Saylor’s analysis of the AR-15’s dangerous and unusual nature is one gun-rights advocates will likely find fault with, but they probably won’t be the only ones. Tens of thousands of police officers in departments all across the country regularly employ AR-15s as patrol rifles for defensive purposes. Similarly, survey data indicates that approximately two-thirds of the estimated 24.6 million AR-15 owners say they own them for exactly that purpose.
Judge Saylor’s distinction between the AR-15’s purported lethality compared with higher-recoiling centerfire rifles also raises interesting legal implications for other semi-automatic long guns typically covered under assault weapon bans.
If the ability to fire low-recoiling, high-velocity intermediate cartridges is what determines if a semi-automatic weapon is “unreasonably dangerous and unusual,” does that mean full-powered semi-automatic rifle platforms like the AR-10 and SCAR 17—which typically fire the same rounds as the generic “hunting rifle” Saylor referenced—are not dangerous and therefore cannot be banned? His legal reasoning, at the very least, raises that possibility.

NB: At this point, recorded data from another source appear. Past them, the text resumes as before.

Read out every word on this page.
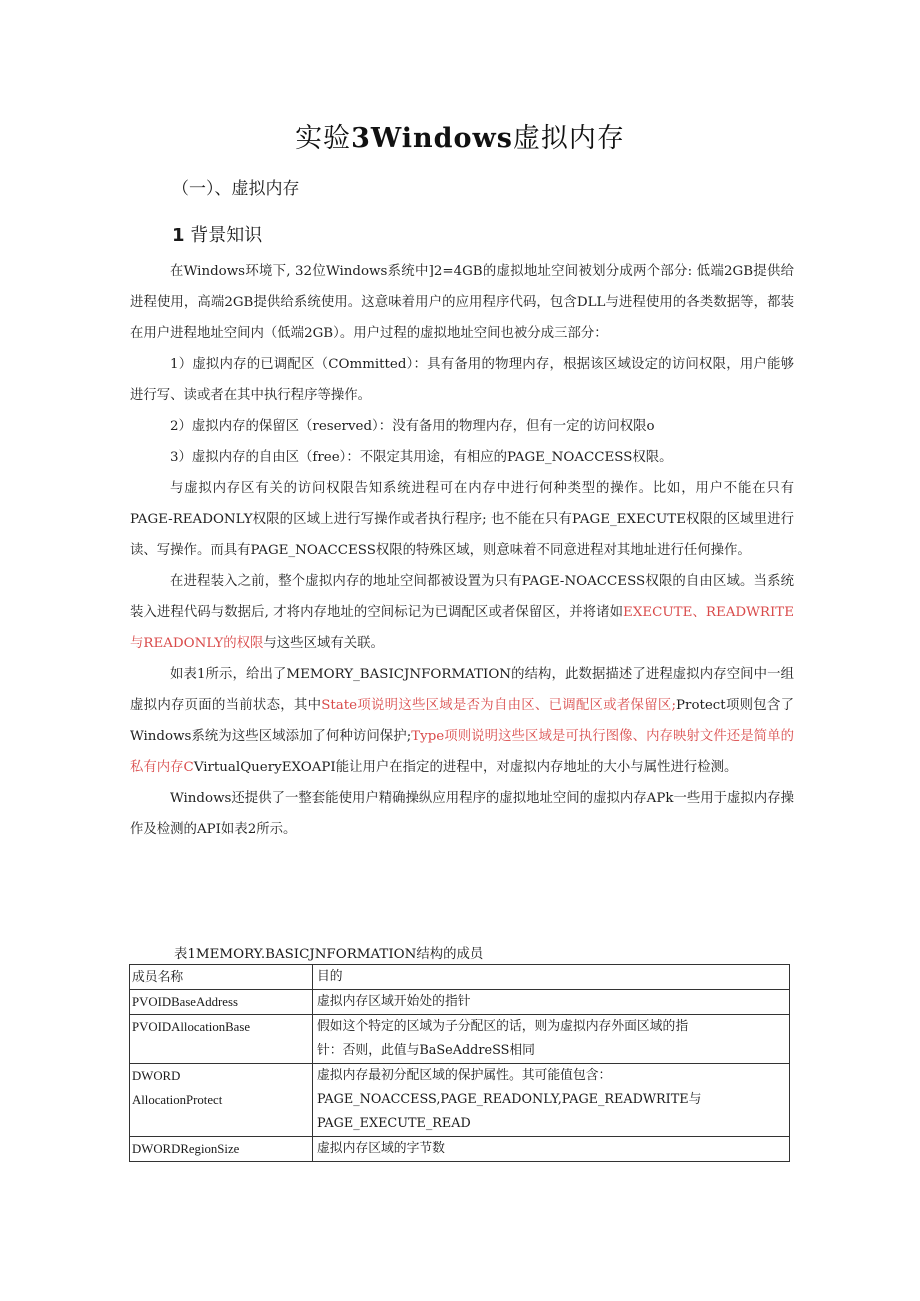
实验3Windows虚拟内存
（一）、虚拟内存
1 背景知识

在Windows环境下, 32位Windows系统中]2=4GB的虚拟地址空间被划分成两个部分: 低端2GB提供给进程使用，高端2GB提供给系统使用。这意味着用户的应用程序代码，包含DLL与进程使用的各类数据等，都装在用户进程地址空间内（低端2GB）。用户过程的虚拟地址空间也被分成三部分：

1）虚拟内存的已调配区（COmmitted）：具有备用的物理内存，根据该区域设定的访问权限，用户能够进行写、读或者在其中执行程序等操作。

2）虚拟内存的保留区（reserved）：没有备用的物理内存，但有一定的访问权限o

3）虚拟内存的自由区（free）：不限定其用途，有相应的PAGE_NOACCESS权限。

与虚拟内存区有关的访问权限告知系统进程可在内存中进行何种类型的操作。比如，用户不能在只有PAGE-READONLY权限的区域上进行写操作或者执行程序; 也不能在只有PAGE_EXECUTE权限的区域里进行读、写操作。而具有PAGE_NOACCESS权限的特殊区域，则意味着不同意进程对其地址进行任何操作。

在进程装入之前，整个虚拟内存的地址空间都被设置为只有PAGE-NOACCESS权限的自由区域。当系统装入进程代码与数据后, 才将内存地址的空间标记为已调配区或者保留区，并将诸如EXECUTE、READWRITE与READONLY的权限与这些区域有关联。

如表1所示，给出了MEMORY_BASICJNFORMATION的结构，此数据描述了进程虚拟内存空间中一组虚拟内存页面的当前状态，其中State项说明这些区域是否为自由区、已调配区或者保留区;Protect项则包含了Windows系统为这些区域添加了何种访问保护;Type项则说明这些区域是可执行图像、内存映射文件还是简单的私有内存CVirtualQueryEXOAPI能让用户在指定的进程中，对虚拟内存地址的大小与属性进行检测。

Windows还提供了一整套能使用户精确操纵应用程序的虚拟地址空间的虚拟内存APk一些用于虚拟内存操作及检测的API如表2所示。

表1MEMORY.BASICJNFORMATION结构的成员
成员名称	目的
PVOIDBaseAddress	虚拟内存区域开始处的指针

PVOIDAllocationBase	假如这个特定的区域为子分配区的话，则为虚拟内存外面区域的指
针：否则，此值与BaSeAddreSS相同

DWORD
AllocationProtect	虚拟内存最初分配区域的保护属性。其可能值包含：
PAGE_NOACCESS,PAGE_READONLY,PAGE_READWRITE与
PAGE_EXECUTE_READ

DWORDRegionSize	虚拟内存区域的字节数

To be sure, the ruling is just one judge’s opinion at the District Court level. As such, its implications are fairly limited. But until the Supreme Court steps in and fully fleshes out the parameters of its Bruen test on hardware bans—which it has so far proved hesitant to do—gun owners in ban states will continue to face widely differing interpretations on the scope of their Second Amendment rights.